Perdu derrière la Revaler Strasse, le Morlox est un club électro-drum’n’bass d’antan : bon son, capuches, jeunes et moins jeunes, des habitués, des vrais, des berlinois !

Nous entrons sur une sorte de petit terrain vague jardinet où l’on peut jouer au ping pong, étendre son linge ou faire un pique nique. Dans l’obscurité nous parvenons juste à repérer l’entrée du fameux « tunnel », une sorte de bâtiment bas de plafond qui s’étend en longueur mais qui a la largeur d’un bus.

Nous débarquons direct sur le bar où les gentils serveurs nous adressent des grands sourires. On se croirait dans un avion. Sans perdre son équilibre nous glissons à l’avant de l’appareil en traversant une salle d’attente où l’on peut s’exercer au babyfoot. Mais je vous préviens tout de suite, contre les Allemands férus de Kicker vous avez peu de chance de gagner. Tant pis cela reste un bon moyen de faire connaissance.
C’est dans le cockpit que se trouve la musique, la foule sombre et envoûtée par le son, les lumières au mur. Ici pas de paillettes, de lunettes de soleil fluo superflues ou de débardeurs F… me, juste des vrais fans d’électro dans leur plus simple jeans et tee-shirt, voir sweaters à capuches pour les plus frileux.

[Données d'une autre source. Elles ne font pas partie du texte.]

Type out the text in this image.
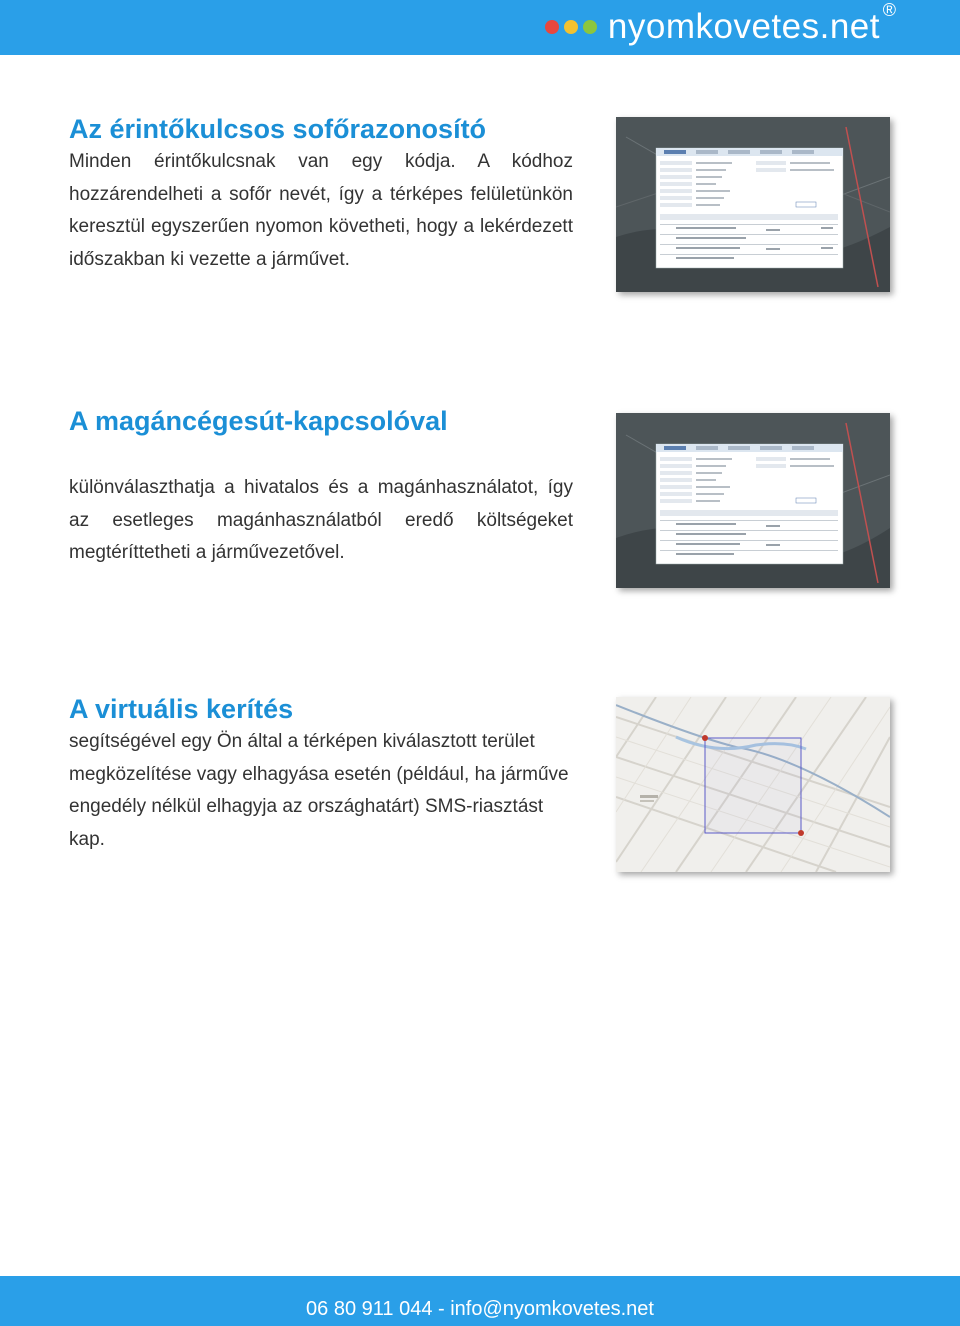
nyomkovetes.net ®
Az érintőkulcsos sofőrazonosító

Minden érintőkulcsnak van egy kódja. A kódhoz hozzárendelheti a sofőr nevét, így a térképes felületünkön keresztül egyszerűen nyomon követheti, hogy a lekérdezett időszakban ki vezette a járművet.

A magáncégesút-kapcsolóval

különválaszthatja a hivatalos és a magánhasználatot, így az esetleges magánhasználatból eredő költségeket megtéríttetheti a járművezetővel.

A virtuális kerítés

segítségével egy Ön által a térképen kiválasztott terület megközelítése vagy elhagyása esetén (például, ha járműve engedély nélkül elhagyja az országhatárt) SMS-riasztást kap.

06 80 911 044 - info@nyomkovetes.net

Et c’est là, au Morlox, que je me souviens de mes premières soirées berlinoises. J. un ami de mes colocataires, plus ou moins DJ, plus ou moins défoncé, nous menait à travers les rues obscures de la ville vers une soirée de sa connaissance. Nous n’étions jamais certain que nous allions vraiment déboucher quelque part. Et c’était effectivement au milieu de ce nulle part, dans ces couloirs sans fin et faiblement éclairés, que se passèrent les meilleures fêtes de mes souvenirs.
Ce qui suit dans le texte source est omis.